When pressed on the issue, Mr Jenrick added: "Supply in some areas, particularly gowns and certain types of masks and aprons, is in short supply at the moment, and that must be an extremely anxious time for people working on the front line, but they should be assured that we are doing everything we can to correct this issue, and to get them the equipment that they need."
A "sustainable" level of gowns will not be reached until mid-June.
A military liaison officer wrote to hospitals and other NHS trusts saying: "I can confirm that regions were informed that there will be no deliveries of gowns until 27 Apr and a sustainable level will not be reached until after mid-June."
He added: "My assessment is that most trusts will be out of stock after the weekend on current consumption."
Panicked ministers have drafted in the boss of the 2012 London Olympics to be a PPE czar.
Lord Paul Deighton will take charge of scaling up production and co-ordinating distribution.
Top-end firms including Burberry, Barbour, Louis Vuitton and Philip Treacy have all said their manufacturing equipment could be used in the effort.

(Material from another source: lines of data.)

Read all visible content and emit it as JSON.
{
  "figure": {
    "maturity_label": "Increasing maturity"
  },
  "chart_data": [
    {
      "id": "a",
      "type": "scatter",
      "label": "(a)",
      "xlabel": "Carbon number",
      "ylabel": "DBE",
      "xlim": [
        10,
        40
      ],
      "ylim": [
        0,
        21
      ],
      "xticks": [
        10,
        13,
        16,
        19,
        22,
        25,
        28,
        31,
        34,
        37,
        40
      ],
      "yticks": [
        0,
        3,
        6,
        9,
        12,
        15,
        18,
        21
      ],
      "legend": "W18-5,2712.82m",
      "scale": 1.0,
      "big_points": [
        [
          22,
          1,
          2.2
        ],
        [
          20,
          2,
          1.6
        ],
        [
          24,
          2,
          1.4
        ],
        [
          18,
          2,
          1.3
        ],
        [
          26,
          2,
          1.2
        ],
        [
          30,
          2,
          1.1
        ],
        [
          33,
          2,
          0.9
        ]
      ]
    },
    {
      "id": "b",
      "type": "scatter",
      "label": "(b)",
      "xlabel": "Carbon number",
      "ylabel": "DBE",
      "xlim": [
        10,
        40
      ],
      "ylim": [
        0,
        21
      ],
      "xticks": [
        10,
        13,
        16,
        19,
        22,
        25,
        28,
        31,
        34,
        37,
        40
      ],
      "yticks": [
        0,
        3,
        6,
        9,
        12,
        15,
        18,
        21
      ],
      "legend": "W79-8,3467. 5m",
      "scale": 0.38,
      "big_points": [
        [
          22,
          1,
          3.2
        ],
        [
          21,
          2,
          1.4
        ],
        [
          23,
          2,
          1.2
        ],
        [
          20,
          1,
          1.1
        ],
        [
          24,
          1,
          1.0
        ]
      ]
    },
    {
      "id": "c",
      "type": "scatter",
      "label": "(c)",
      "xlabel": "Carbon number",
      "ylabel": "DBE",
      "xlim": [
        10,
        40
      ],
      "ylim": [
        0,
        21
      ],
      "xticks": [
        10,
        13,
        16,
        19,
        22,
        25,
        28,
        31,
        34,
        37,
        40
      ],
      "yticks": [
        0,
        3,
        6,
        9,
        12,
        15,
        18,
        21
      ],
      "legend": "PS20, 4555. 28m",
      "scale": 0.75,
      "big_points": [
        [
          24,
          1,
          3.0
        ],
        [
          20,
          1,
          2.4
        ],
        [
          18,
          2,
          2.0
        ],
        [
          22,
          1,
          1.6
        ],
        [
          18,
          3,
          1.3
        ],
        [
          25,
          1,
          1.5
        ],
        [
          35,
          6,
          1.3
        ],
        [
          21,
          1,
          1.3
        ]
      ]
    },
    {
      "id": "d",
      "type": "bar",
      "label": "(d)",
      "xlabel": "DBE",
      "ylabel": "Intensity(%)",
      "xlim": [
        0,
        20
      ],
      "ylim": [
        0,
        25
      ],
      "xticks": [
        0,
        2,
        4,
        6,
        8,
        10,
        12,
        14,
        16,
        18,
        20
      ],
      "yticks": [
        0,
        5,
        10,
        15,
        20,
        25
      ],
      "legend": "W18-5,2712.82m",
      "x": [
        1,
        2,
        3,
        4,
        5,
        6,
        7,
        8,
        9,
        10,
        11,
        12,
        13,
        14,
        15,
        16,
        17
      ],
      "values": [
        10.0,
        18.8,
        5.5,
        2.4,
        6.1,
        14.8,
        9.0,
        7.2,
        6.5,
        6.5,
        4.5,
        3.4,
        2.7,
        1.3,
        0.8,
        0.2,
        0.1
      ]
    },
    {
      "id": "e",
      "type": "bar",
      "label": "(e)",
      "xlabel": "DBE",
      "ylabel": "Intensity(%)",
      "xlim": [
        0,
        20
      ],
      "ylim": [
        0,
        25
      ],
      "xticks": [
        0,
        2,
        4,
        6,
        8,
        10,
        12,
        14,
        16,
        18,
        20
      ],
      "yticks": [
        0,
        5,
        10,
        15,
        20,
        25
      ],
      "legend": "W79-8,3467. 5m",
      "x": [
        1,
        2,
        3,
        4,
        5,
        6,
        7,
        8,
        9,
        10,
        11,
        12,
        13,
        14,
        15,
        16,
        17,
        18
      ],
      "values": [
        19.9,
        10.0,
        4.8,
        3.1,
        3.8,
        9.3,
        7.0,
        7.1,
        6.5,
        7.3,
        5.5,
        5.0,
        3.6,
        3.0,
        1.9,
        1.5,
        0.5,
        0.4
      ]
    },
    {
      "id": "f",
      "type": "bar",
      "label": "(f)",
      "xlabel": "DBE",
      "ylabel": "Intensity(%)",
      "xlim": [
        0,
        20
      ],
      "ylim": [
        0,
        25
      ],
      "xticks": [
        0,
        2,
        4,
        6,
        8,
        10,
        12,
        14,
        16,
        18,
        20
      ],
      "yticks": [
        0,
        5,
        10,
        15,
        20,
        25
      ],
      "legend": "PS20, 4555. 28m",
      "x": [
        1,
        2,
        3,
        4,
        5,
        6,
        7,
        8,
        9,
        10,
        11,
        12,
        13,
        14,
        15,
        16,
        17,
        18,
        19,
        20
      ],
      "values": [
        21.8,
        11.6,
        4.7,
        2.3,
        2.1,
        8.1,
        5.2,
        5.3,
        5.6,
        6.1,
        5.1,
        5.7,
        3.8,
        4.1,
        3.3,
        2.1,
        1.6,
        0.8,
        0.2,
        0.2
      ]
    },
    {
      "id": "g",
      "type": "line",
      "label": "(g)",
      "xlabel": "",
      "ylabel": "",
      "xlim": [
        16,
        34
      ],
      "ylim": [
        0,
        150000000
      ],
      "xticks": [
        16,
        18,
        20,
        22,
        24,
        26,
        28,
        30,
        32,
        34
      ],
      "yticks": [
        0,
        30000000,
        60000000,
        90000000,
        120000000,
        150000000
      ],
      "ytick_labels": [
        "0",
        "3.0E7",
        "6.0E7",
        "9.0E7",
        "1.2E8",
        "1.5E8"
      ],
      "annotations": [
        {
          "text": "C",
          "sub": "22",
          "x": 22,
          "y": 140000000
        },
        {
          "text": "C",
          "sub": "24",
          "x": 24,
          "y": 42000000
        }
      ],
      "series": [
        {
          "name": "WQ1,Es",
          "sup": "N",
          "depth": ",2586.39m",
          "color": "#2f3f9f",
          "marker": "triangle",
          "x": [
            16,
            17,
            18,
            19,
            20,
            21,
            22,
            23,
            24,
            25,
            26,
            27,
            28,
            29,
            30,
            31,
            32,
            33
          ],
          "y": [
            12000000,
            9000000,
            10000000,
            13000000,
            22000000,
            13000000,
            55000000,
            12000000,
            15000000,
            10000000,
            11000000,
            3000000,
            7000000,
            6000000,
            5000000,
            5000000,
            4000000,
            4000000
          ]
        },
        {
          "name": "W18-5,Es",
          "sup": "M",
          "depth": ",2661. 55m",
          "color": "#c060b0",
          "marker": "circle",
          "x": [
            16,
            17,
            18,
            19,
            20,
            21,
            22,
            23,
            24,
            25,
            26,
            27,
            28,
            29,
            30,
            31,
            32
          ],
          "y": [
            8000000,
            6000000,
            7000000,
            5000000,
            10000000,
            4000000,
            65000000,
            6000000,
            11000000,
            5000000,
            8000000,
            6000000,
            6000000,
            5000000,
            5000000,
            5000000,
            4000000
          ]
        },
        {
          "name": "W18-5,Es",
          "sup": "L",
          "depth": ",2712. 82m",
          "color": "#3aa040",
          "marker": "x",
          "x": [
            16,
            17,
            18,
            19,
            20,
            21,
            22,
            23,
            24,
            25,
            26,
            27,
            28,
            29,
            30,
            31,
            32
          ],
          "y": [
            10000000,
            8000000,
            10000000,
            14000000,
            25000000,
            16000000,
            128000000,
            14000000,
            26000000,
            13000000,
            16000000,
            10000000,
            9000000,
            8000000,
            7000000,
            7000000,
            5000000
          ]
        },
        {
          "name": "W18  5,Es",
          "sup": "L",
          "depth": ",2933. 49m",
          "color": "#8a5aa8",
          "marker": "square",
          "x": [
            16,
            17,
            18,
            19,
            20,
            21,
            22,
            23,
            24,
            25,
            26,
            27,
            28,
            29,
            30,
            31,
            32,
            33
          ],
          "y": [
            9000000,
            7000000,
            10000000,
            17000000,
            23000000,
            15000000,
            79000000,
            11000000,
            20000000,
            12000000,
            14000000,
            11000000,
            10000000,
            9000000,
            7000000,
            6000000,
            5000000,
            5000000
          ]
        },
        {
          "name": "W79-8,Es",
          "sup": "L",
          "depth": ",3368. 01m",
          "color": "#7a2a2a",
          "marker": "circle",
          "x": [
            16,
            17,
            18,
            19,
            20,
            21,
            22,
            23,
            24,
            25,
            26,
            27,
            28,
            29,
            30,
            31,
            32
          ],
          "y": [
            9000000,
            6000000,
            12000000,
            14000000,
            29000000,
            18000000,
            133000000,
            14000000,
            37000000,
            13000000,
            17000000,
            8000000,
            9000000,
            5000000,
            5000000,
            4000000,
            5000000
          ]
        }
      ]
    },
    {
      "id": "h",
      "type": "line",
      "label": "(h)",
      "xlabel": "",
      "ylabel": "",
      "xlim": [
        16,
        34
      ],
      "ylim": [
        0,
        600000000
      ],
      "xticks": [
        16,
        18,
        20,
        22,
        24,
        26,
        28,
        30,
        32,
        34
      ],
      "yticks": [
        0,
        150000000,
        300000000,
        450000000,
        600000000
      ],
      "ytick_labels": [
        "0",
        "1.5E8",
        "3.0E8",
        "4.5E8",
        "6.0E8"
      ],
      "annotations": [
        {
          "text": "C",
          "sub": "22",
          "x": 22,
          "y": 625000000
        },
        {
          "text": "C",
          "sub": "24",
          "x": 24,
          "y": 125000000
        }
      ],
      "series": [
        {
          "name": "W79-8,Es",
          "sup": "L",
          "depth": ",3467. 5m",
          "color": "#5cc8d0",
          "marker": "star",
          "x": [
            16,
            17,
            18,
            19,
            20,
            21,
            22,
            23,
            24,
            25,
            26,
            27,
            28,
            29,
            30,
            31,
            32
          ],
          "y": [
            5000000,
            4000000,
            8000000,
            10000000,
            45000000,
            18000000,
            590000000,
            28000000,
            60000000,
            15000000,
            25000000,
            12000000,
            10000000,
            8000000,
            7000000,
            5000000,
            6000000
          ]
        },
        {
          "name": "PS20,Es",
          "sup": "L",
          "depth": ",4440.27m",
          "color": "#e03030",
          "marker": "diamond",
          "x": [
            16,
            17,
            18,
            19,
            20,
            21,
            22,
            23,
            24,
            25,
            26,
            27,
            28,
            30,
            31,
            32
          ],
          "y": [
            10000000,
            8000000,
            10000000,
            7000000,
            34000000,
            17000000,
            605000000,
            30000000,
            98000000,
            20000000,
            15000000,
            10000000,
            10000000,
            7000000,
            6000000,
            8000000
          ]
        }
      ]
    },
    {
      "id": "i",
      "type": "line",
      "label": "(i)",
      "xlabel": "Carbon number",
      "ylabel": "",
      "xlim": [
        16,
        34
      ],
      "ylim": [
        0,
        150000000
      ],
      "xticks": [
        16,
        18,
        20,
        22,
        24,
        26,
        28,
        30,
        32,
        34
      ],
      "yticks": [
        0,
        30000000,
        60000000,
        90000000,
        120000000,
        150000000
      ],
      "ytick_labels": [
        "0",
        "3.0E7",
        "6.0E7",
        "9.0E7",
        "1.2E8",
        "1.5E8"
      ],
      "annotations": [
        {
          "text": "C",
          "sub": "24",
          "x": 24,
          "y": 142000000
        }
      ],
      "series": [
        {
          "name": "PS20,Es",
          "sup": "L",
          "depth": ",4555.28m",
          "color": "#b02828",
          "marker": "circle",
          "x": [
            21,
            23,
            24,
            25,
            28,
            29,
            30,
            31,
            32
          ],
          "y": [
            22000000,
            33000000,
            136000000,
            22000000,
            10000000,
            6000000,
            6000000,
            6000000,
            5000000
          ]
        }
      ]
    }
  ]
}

Shadow health minister Justin Madders said the amount of key workers still without protective equipment was a "scandal".
"Workers have been sounding the alarm for weeks now and the Government has had months to put things in place," he said.
"It is outrageous that supplies keep running so low, protecting those staff who are risking their lives every time they go to work should be an absolute priority.
"Ministers need to make good on their promises, sort out the supply issues and work to make sure no staff member feels unsafe because of a lack of PPE. It is no good making grand promises if they later turn out to be undeliverable."